What does a run-cost model for AI agents look like?
A run-cost model breaks down every expense per agent execution: input tokens, output tokens, API calls to external services, enrichment data costs, and infrastructure. As of March 2026, Claude Sonnet 4.6 costs $3 per 1M input tokens and $15 per 1M output tokens with no long-context surcharge. Ramp's research using payments data from thousands of firms shows each $1 of outsourced task labor maps to about $0.03 of AI model spend, a 25x cost advantage. Your agency should hand you a spreadsheet with these numbers filled in for your specific use case.
What's the difference between a prompt shop and a real AI agency?
A prompt shop wraps ChatGPT or Claude in a nice UI, writes some system prompts, and charges a monthly retainer. A real AI agency ships working systems with MCP tool servers, OpenTelemetry traces, eval gates that catch bad outputs, audit logs, and documented run-cost models. The 30-minute bake-off described in this post forces the difference into the open. Ask for a trace from a failed production run. Prompt shops won't have one.
How much should AI agents cost to run per month?

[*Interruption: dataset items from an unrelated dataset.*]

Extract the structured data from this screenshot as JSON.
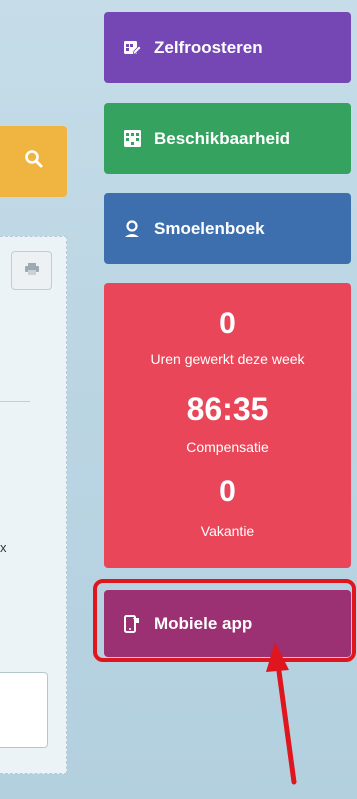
{
  "sidebar": {
    "buttons": [
      {
        "label": "Zelfroosteren",
        "icon": "calendar-edit-icon",
        "color": "#7447b5"
      },
      {
        "label": "Beschikbaarheid",
        "icon": "grid-calendar-icon",
        "color": "#35a25f"
      },
      {
        "label": "Smoelenboek",
        "icon": "user-icon",
        "color": "#3d6fae"
      }
    ],
    "mobile_app": {
      "label": "Mobiele app",
      "icon": "mobile-icon",
      "color": "#9b3172"
    }
  },
  "stats": {
    "color": "#ea4659",
    "hours_value": "0",
    "hours_label": "Uren gewerkt deze week",
    "comp_value": "86:35",
    "comp_label": "Compensatie",
    "vac_value": "0",
    "vac_label": "Vakantie"
  },
  "left_panel": {
    "search_icon": "search-icon",
    "search_color": "#f0b441",
    "print_icon": "print-icon",
    "fragment_text": "x"
  },
  "annotation": {
    "highlight_color": "#e0161e"
  }
}
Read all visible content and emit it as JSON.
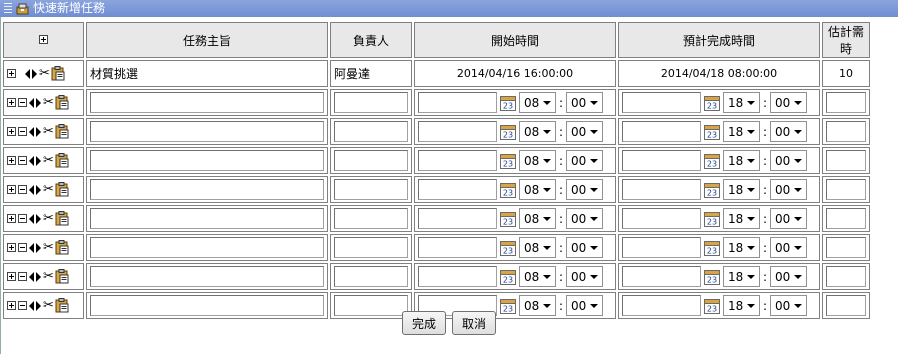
{
  "window": {
    "title": "快速新增任務"
  },
  "table": {
    "headers": {
      "control": "",
      "subject": "任務主旨",
      "owner": "負責人",
      "start": "開始時間",
      "due": "預計完成時間",
      "estimate": "估計需時"
    },
    "first_row": {
      "subject": "材質挑選",
      "owner": "阿曼達",
      "start": "2014/04/16 16:00:00",
      "due": "2014/04/18 08:00:00",
      "estimate": "10"
    },
    "blank_row_defaults": {
      "start_hour": "08",
      "start_minute": "00",
      "due_hour": "18",
      "due_minute": "00",
      "separator": ":"
    },
    "blank_row_count": 8
  },
  "buttons": {
    "done": "完成",
    "cancel": "取消"
  },
  "colors": {
    "titlebar": "#7b97d8",
    "header_bg": "#e8e8e8",
    "grid_border": "#808080"
  },
  "icons": [
    "expand-icon",
    "collapse-icon",
    "move-left-icon",
    "move-right-icon",
    "cut-icon",
    "paste-icon",
    "calendar-icon",
    "dropdown-arrow-icon"
  ]
}
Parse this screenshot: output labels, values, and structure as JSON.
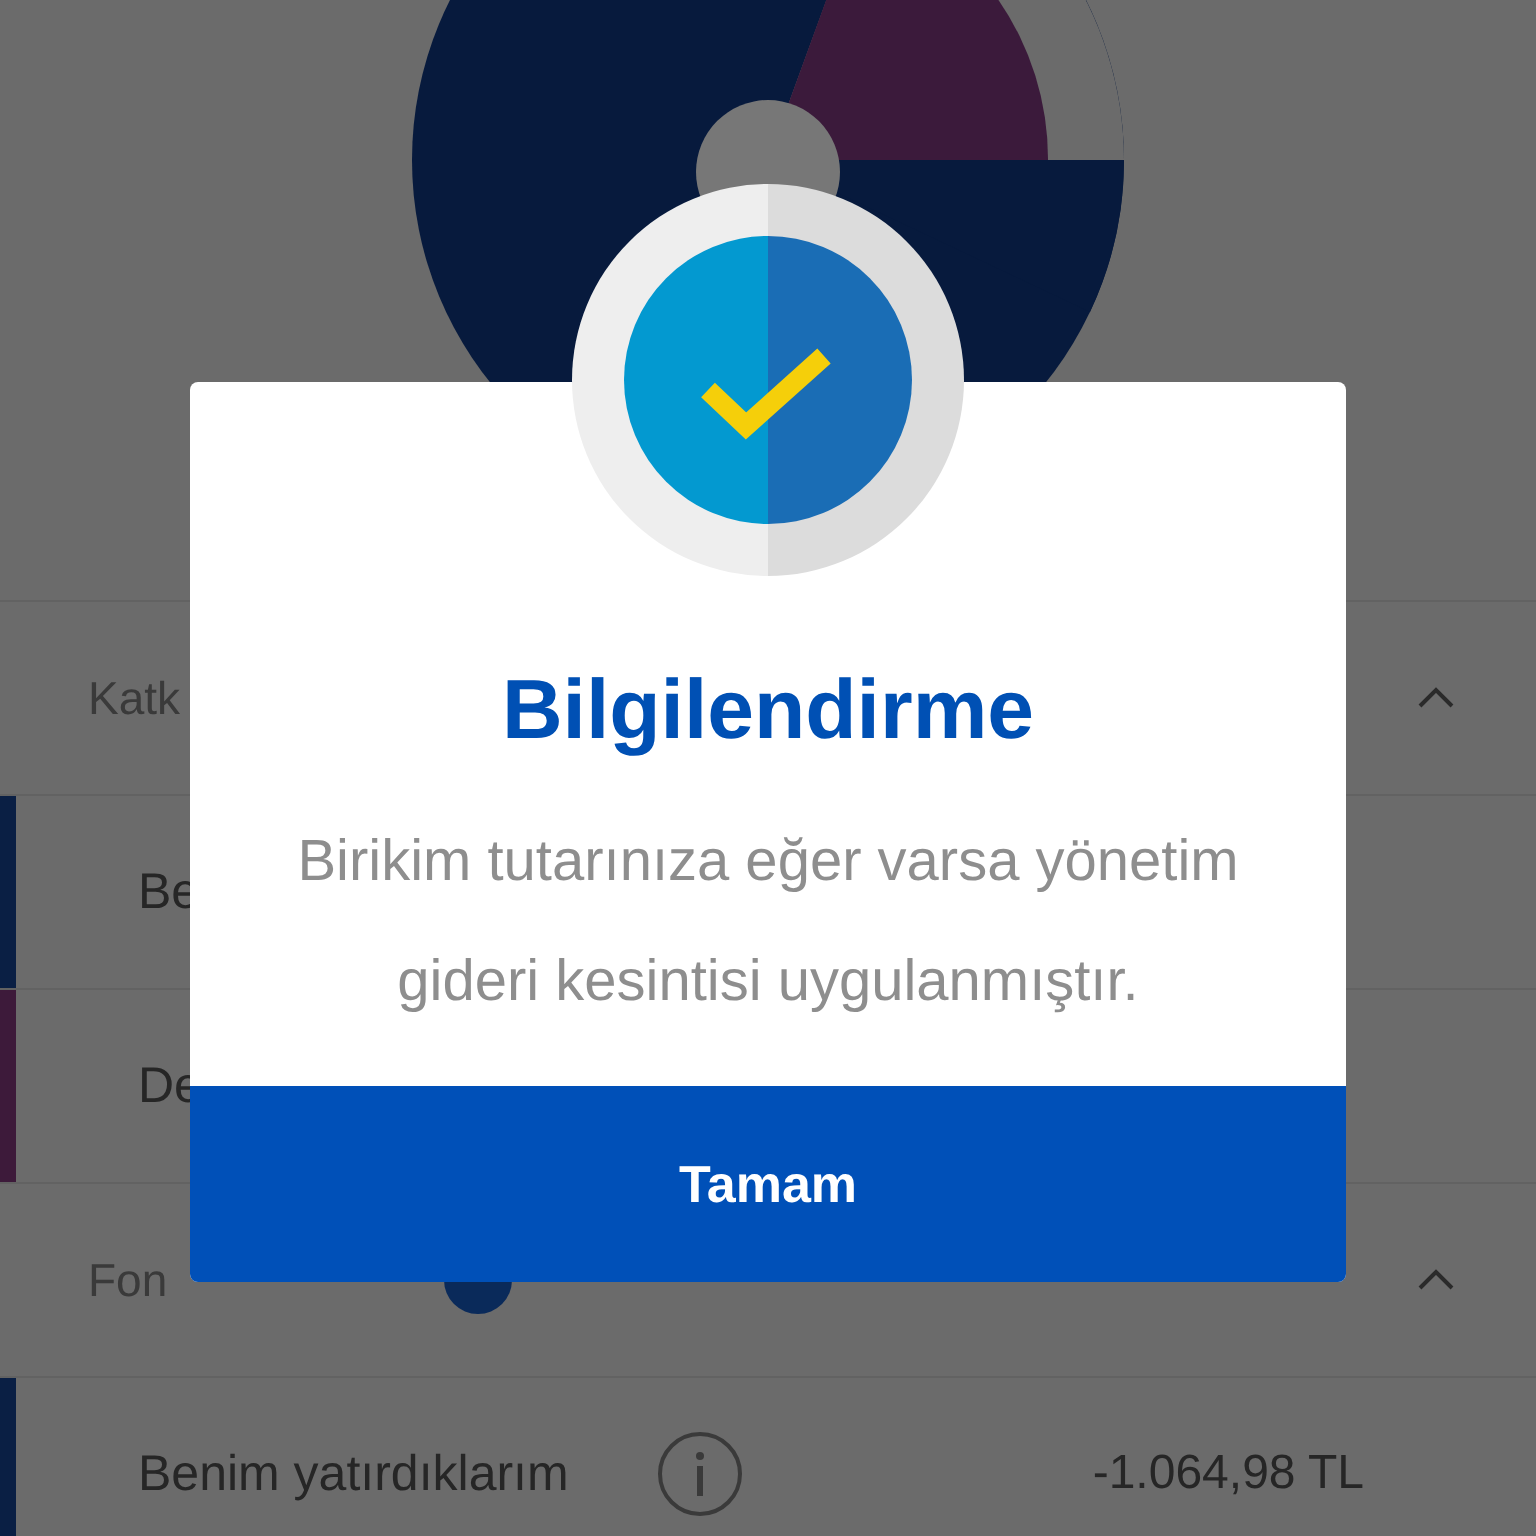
{
  "page": {
    "sections": [
      {
        "kind": "header",
        "label": "Katk"
      },
      {
        "kind": "item",
        "label": "Be",
        "color": "#0a1f44"
      },
      {
        "kind": "item",
        "label": "De",
        "color": "#3d1a3a"
      },
      {
        "kind": "header_info",
        "label": "Fon"
      },
      {
        "kind": "item_value",
        "label": "Benim yatırdıklarım",
        "value": "-1.064,98 TL",
        "color": "#0a1f44"
      }
    ]
  },
  "dialog": {
    "title": "Bilgilendirme",
    "message": "Birikim tutarınıza eğer varsa yönetim gideri kesintisi uygulanmıştır.",
    "button": "Tamam"
  }
}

It depends on volume, but you can estimate it. Swan AI runs a four-person team with seven-figure ARR and spends $113K/month on Anthropic API calls. HUB International reports 2.5 hours saved per employee per week across 20,000 employees using Claude. At Claude Sonnet 4.6 pricing ($3/$15 per 1M tokens), a sales agent making 100 prospecting calls per day might cost $200–$500/month in API fees. If your agency quotes $10K+/month but can't show you the token math, you're paying for their margin, not your results.
Related Reading
How do I tell if an AI agency is a prompt shop or a real builder?
Ask for a workflow trace from a failed production run in the first meeting. Real AI agencies ship OpenTelemetry traces, eval gates, audit logs, MCP tool servers, and a run-cost spreadsheet. Prompt shops wrap ChatGPT in a UI, write system prompts, and charge $10K+/month retainers while spending under $200 on API calls.

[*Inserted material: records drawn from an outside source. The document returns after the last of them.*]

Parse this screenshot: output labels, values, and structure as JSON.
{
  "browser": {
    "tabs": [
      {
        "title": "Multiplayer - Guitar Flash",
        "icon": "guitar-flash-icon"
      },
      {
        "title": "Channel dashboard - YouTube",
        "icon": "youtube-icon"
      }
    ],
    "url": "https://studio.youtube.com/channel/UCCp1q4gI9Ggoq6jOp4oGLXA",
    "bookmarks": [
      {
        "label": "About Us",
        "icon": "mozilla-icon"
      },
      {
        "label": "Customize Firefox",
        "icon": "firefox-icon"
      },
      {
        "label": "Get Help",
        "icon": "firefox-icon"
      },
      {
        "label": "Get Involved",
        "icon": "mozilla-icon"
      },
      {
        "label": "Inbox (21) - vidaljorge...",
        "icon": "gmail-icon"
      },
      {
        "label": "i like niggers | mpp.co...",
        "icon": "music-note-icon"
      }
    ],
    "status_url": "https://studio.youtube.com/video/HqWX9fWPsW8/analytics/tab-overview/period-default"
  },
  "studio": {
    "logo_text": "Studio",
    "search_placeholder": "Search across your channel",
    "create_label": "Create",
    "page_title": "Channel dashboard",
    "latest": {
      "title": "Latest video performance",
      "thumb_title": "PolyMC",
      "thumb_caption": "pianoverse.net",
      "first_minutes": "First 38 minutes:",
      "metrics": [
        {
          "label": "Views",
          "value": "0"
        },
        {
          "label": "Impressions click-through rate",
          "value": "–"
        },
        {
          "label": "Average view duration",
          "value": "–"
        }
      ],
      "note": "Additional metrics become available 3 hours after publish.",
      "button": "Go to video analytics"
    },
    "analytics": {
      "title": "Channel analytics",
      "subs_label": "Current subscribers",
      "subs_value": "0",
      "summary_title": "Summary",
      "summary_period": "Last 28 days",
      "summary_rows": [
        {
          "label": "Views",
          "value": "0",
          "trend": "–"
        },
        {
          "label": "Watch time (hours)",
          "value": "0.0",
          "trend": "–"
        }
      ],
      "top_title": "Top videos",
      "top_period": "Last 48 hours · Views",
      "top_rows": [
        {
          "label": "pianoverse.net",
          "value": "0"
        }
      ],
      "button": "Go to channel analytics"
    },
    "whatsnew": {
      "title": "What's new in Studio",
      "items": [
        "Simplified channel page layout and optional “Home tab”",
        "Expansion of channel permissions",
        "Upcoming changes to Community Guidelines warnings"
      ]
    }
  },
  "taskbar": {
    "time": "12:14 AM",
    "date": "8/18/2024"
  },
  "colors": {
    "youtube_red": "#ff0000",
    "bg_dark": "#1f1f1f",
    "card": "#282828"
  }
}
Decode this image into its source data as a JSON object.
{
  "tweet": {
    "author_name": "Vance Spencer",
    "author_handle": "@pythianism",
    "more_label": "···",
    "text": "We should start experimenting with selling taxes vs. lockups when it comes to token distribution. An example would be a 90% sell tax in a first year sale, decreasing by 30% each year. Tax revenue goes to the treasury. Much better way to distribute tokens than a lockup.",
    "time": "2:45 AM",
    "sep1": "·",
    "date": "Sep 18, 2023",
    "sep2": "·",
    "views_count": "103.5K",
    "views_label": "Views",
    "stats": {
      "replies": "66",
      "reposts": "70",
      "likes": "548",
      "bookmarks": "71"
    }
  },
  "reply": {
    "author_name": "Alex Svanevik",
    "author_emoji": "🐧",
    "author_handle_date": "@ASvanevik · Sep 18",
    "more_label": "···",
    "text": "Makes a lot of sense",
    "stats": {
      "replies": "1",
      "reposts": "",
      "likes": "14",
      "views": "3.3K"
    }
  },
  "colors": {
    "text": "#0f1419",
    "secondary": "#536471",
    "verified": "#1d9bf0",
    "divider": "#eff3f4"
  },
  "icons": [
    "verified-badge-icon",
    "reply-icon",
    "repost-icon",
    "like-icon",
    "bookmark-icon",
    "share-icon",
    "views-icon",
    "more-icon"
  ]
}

How much does it cost to run AI agents per month?
Swan AI, a four-person team with seven-figure ARR, spent $113,421 on Anthropic API calls in a single month. A sales agent running 100 prospecting calls per day costs roughly $200 to $500 per month at Claude Sonnet 4.6 pricing of $3 per 1M input tokens and $15 per 1M output tokens. Ramp research shows each $1 of outsourced task labor maps to about $0.03 in model spend.
What should an AI agency show you in a 30-minute demo?
Minutes 0 to 5: a workflow trace from a live production agent, not a demo environment. Minutes 5 to 25: a live tool integration walkthrough with error handling, plus a bad input test to see if the eval gate catches it. Minutes 25 to 30: a run-cost model with token counts and a monthly projection for your volume. Score each section 0 to 3. Below 8 total means prompt shop.